The Way Alphabet’s AI Research Tool is Transforming Tropical Cyclone Prediction with Speed
When Developing Cyclone Melissa swirled south of Haiti, meteorologist Philippe Papin had confidence it would soon escalate to a monster hurricane.
Serving as primary meteorologist on duty, he predicted that in a single day the weather system would become a severe hurricane and start shifting towards the Jamaican shoreline. Not a single expert had ever issued this confident prediction for rapid strengthening.
But, Papin had an ace up his sleeve: artificial intelligence in the form of the tech giant’s new DeepMind cyclone prediction system – released for the initial occasion in June. True to the forecast, Melissa did become a storm of astonishing strength that ravaged Jamaica.
Growing Dependence on Artificial Intelligence Predictions
Forecasters are increasingly leaning hard on the AI system. On the morning of 25 October, Papin explained in his public discussion that the AI tool was a primary reason for his certainty: “Roughly 40/50 AI simulation runs show Melissa reaching a Category 5 storm. While I am unprepared to predict that strength yet due to track uncertainty, that remains a possibility.
“There is a high probability that a period of quick strengthening is expected as the system moves slowly over very warm sea temperatures which represent the most extreme oceanic heat content in the entire Atlantic basin.”
Outperforming Traditional Systems
Google DeepMind is the first AI model dedicated to tropical cyclones, and currently the first to outperform standard weather forecasters at their specialty. Across all 13 Atlantic storms so far this year, the AI is the best – surpassing human forecasters on track predictions.
The hurricane eventually made landfall in Jamaica at category 5 strength, one of the strongest coastal impacts recorded in almost 200 years of record-keeping across the region. Papin’s bold forecast probably provided people in Jamaica extra time to prepare for the disaster, potentially preserving people and assets.
How Google’s System Works
Google’s model operates through spotting patterns that conventional lengthy scientific weather models may miss.
“They do it much more quickly than their physics-based cousins, and the computing power is more affordable and time consuming,” stated Michael Lowry, a former forecaster.
“This season’s events has proven in short order is that the newcomer artificial intelligence systems are on par with and, in some cases, more accurate than the less rapid traditional weather models we’ve relied upon,” he said.
Clarifying Machine Learning
To be sure, the system is an instance of AI training – a technique that has been employed in research fields like meteorology for a long time – and is distinct from creative artificial intelligence like ChatGPT.
Machine learning processes large datasets and pulls out patterns from them in a manner that its model only takes a few minutes to generate an answer, and can do so on a desktop computer – in sharp difference to the flagship models that authorities have used for decades that can require many hours to run and require the largest supercomputers in the world.
Professional Reactions and Future Advances
Nevertheless, the fact that the AI could outperform earlier top-tier traditional systems so quickly is nothing short of amazing to meteorologists who have dedicated their lives trying to forecast the most intense storms.
“It’s astonishing,” commented James Franklin, a former forecaster. “The data is now large enough that it’s evident this is not a case of beginner’s luck.”
Franklin said that although Google DeepMind is beating all other models on forecasting the future path of storms worldwide this year, like many AI models it occasionally gets high-end intensity predictions wrong.
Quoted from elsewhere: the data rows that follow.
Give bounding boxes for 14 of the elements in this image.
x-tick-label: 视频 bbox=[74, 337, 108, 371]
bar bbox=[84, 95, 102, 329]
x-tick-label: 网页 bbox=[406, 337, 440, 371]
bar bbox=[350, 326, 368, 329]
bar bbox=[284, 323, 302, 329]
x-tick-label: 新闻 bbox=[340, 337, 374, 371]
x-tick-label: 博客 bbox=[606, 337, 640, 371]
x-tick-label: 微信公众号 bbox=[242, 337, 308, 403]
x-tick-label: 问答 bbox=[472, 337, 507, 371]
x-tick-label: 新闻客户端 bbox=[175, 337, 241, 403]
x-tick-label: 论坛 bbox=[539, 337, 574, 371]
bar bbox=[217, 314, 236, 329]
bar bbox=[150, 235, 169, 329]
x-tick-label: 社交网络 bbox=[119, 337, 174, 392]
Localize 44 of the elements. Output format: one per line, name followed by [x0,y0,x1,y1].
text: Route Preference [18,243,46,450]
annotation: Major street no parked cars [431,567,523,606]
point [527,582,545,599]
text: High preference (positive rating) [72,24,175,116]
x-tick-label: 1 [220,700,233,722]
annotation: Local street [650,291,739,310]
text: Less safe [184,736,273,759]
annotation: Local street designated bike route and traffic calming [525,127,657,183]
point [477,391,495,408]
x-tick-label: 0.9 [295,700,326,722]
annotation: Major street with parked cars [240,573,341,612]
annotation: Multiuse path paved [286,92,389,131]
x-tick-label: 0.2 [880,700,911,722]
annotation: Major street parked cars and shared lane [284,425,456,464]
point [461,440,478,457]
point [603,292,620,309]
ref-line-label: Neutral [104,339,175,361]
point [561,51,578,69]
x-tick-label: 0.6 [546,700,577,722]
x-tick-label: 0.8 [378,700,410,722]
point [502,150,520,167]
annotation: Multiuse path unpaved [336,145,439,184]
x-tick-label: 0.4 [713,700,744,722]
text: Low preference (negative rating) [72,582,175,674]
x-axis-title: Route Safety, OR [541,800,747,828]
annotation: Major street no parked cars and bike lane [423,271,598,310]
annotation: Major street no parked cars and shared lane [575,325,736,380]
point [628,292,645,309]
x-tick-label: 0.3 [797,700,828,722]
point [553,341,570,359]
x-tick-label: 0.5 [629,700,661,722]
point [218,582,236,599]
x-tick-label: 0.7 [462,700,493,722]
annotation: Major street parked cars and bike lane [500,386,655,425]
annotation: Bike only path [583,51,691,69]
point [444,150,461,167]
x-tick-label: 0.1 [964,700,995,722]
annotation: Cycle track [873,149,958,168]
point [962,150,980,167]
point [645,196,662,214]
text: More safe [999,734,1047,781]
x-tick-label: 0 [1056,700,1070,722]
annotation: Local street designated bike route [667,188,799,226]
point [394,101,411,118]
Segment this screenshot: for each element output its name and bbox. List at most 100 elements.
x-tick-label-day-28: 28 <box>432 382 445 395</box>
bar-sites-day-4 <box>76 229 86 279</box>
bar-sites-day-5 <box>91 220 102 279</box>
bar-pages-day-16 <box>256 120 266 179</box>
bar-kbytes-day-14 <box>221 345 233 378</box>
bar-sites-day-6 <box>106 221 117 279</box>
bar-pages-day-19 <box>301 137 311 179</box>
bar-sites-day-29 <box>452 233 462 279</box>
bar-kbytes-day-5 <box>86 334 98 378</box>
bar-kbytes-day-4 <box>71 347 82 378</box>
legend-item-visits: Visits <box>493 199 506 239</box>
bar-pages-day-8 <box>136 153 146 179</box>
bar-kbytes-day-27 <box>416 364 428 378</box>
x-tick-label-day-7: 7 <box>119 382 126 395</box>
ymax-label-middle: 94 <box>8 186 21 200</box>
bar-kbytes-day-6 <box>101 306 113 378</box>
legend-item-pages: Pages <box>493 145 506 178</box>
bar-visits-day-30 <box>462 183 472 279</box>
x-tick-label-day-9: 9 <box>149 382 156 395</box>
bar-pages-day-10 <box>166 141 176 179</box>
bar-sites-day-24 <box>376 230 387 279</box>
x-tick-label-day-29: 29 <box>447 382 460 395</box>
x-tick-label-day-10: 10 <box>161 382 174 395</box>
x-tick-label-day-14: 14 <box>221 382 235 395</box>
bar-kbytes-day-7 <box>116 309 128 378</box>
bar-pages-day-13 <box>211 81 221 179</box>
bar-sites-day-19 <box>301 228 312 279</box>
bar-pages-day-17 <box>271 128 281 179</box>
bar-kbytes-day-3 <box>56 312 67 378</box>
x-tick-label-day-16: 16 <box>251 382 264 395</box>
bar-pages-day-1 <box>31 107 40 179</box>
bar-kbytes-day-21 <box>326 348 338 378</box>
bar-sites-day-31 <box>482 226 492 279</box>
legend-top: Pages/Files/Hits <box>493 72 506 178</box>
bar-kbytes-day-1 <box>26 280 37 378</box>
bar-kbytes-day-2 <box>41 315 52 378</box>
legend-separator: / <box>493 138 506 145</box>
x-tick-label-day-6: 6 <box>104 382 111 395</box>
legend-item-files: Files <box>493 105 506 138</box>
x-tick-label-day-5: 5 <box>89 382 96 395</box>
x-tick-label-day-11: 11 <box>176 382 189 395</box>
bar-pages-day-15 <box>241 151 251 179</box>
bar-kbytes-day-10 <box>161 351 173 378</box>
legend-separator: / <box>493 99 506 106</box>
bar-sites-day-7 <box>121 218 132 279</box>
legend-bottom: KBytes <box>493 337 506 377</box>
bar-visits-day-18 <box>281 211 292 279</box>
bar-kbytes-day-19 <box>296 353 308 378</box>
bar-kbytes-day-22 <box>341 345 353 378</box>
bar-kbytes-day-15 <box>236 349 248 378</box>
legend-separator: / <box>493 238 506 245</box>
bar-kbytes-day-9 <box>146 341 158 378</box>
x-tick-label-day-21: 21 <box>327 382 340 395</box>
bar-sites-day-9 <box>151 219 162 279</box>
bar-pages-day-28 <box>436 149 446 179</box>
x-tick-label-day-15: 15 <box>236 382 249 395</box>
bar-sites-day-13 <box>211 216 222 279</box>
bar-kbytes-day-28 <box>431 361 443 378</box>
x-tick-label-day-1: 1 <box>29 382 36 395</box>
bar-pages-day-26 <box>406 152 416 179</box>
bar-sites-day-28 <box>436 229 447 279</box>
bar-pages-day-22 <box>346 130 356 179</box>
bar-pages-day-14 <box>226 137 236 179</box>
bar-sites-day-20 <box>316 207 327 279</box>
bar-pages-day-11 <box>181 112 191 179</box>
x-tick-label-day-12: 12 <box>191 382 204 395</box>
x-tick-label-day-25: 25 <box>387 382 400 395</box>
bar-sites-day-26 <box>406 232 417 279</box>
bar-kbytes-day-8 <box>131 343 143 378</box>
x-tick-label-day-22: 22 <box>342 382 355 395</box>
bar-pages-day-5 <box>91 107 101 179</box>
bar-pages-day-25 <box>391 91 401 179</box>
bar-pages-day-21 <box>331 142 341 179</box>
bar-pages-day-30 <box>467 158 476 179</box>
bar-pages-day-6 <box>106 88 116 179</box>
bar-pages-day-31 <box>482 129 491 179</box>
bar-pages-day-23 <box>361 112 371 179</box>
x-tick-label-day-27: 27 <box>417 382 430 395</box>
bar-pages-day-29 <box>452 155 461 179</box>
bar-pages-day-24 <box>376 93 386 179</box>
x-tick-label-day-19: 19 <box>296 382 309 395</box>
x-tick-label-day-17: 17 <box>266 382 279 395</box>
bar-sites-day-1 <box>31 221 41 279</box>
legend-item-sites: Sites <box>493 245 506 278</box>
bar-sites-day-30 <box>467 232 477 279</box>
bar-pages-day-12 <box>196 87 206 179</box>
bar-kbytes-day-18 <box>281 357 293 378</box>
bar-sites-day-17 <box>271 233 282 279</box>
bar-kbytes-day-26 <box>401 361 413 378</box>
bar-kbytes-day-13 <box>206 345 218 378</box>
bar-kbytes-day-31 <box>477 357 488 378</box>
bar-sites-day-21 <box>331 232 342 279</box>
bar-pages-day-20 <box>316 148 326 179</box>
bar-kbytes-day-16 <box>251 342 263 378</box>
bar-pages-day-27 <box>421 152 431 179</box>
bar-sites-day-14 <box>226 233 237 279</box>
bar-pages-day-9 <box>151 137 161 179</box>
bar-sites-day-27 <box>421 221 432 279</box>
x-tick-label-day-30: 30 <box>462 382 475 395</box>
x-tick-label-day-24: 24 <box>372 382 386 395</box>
It had difficulty with Hurricane Erin previously, as it was also undergoing rapid intensification to category 5 above the Caribbean.
During the next break, Franklin stated he intends to talk with the company about how it can make the AI results more useful for forecasters by providing extra internal information they can use to evaluate the reasons it is coming up with its answers.
“The one thing that nags at me is that while these predictions appear highly accurate, the results of the system is kind of a black box,” said Franklin.
Broader Industry Trends
There has never been a private, for-profit company that has produced a high-performance weather model which grants experts a peek into its techniques – unlike most systems which are provided free to the public in their full form by the authorities that designed and maintain them.
The company is not alone in starting to use artificial intelligence to solve difficult meteorological problems. The authorities are developing their respective artificial intelligence systems in the works – which have also shown better performance over previous non-AI versions.
The next steps in artificial intelligence predictions appear to involve startup companies taking swings at formerly tough-to-solve problems such as long-range forecasts and better advance warnings of severe weather and sudden deluges – and they have secured federal support to pursue this. One company, WindBorne Systems, is even deploying its proprietary atmospheric sensors to fill the gaps in the national monitoring system.